Guy was given antidepressants, advised to continue seeing a psychiatrist and was monitored with phone calls and visits at home.

But instead of seeing an improvement in her son’s condition, Kate watched helplessly as he gradually retreated into himself.

She said: “He changed into a totally different person. He withdrew from his engineering course at college but it was like he withdrew from life.

“He stopped seeing his friends and, at times, even became distant from us. He just used to sit in his room with his black beanie hat on and write songs.

Pain

“His guitar was his life. He would play it all day and scrawl messages on bits of paper about the pain he was in.”
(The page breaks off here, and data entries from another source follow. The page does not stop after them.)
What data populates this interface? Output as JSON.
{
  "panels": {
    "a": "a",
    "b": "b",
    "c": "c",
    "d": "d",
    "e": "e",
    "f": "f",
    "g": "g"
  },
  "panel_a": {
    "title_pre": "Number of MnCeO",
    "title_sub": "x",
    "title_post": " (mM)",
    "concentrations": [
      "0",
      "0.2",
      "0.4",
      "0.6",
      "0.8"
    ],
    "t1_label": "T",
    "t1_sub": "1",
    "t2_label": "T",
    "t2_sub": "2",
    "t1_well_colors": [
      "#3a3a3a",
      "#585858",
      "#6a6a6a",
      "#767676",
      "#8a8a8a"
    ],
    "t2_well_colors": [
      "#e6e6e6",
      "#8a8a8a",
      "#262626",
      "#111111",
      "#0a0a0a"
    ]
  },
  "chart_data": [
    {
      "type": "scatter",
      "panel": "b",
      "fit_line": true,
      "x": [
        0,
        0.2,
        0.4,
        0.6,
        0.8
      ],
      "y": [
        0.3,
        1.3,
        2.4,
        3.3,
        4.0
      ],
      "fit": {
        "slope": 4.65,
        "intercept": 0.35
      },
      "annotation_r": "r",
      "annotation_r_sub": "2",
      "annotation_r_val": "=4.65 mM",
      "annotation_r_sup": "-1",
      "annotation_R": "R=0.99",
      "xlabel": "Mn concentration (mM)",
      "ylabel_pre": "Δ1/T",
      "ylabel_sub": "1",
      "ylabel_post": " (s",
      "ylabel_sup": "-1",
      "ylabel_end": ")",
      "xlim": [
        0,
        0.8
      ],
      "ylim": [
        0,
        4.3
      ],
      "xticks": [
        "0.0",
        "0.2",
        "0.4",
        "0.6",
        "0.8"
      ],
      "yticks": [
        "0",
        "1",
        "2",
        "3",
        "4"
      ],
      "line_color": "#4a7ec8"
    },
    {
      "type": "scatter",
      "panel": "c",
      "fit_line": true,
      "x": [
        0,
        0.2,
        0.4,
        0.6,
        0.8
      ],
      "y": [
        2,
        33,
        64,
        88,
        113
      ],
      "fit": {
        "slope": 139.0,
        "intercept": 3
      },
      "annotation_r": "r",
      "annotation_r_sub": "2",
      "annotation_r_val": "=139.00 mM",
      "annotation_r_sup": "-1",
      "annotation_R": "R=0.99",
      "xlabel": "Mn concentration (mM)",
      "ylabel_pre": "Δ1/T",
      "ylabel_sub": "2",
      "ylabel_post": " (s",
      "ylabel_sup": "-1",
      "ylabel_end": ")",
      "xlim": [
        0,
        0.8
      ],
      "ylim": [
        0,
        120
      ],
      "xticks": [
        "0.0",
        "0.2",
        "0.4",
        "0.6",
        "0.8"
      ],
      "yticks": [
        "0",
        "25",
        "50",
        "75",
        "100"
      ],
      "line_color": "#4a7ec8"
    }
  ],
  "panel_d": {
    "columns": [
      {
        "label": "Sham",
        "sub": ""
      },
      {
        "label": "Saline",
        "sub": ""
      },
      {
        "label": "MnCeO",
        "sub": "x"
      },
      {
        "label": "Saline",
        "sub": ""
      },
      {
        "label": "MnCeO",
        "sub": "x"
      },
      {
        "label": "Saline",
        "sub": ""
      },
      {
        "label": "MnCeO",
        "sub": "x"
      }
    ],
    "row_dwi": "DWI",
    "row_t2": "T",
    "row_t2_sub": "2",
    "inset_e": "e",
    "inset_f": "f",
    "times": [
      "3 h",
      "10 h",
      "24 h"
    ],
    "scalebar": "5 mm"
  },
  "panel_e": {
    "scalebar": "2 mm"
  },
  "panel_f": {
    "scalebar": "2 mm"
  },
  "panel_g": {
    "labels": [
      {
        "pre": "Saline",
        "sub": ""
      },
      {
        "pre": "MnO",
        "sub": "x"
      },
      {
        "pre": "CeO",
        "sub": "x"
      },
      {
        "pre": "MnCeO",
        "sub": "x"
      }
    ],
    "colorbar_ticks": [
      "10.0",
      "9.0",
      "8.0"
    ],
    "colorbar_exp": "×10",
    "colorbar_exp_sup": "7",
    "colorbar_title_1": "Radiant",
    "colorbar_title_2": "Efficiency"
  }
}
It took a toll on the whole family, including Guy’s older brother Chris, now 23, and younger sister Grace, 15. Kate, from Sidmouth, Devon, said: “It was so hard for them to see him transform into a different person.”

She began to realise the tragic possibilities of his condition when he twice overdosed on his antidepression medication.

He even spent periods in the Cedars mental health unit at Wonford House Hospital in Exeter for his own safety.

He had begun to hear voices and Kate would often catch him talking to himself.

She said: “I used to ask him who he was talking to and he would say, ‘It’s the voices.’ He told me the not-so-good voice and the nasty voice would argue and, if the nasty one won, he would harm himself. It made me so frightened.”

In the summer of 2004 Guy’s condition seemed to improve. But he gradually deteriorated again.

Terrible

On February 2, 2005, Kate accompanied her son to his weekly visit to his GP. On the way home she asked: “How are you feeling?”

He said, “Terrible,” and stared blankly out of the window.

Kate dropped him at the family home and went to collect his prescription.

She said: “When I got home I called out his name and went into his room. Then I screamed. Guy had hanged himself from the metal frame of his cabin bed with a scarf.

“Frantically I tried to lift him off but I wasn’t strong enough. I called an ambulance and the paramedics arrived in minutes. They lifted him down and managed to find a pulse.”

Tragically, Guy was brain-dead by the time he reached hospital. Doctors advised that the most he would ever be able to do again was blink and cough.

The following day his parents made the heartbreaking decision to allow staff to switch off the life support machine.

Kate said: “I always hoped that Guy would get better. But in my heart of hearts I somehow always knew he would try again and again to take his own life.”

An inquest ruled that Guy’s death was caused by cerebral hypoxia – lack of oxygen to the brain – and hanging.

Kate now hopes her son’s experience will make politicians realise why it is necessary to reclassify cannabis as Class B.

She said: “I never had any idea that such a severe psychosis could be brought on by the drug.

“All I know is that, if cannabis was ‘safe’, then it couldn’t have done what it did to my son.”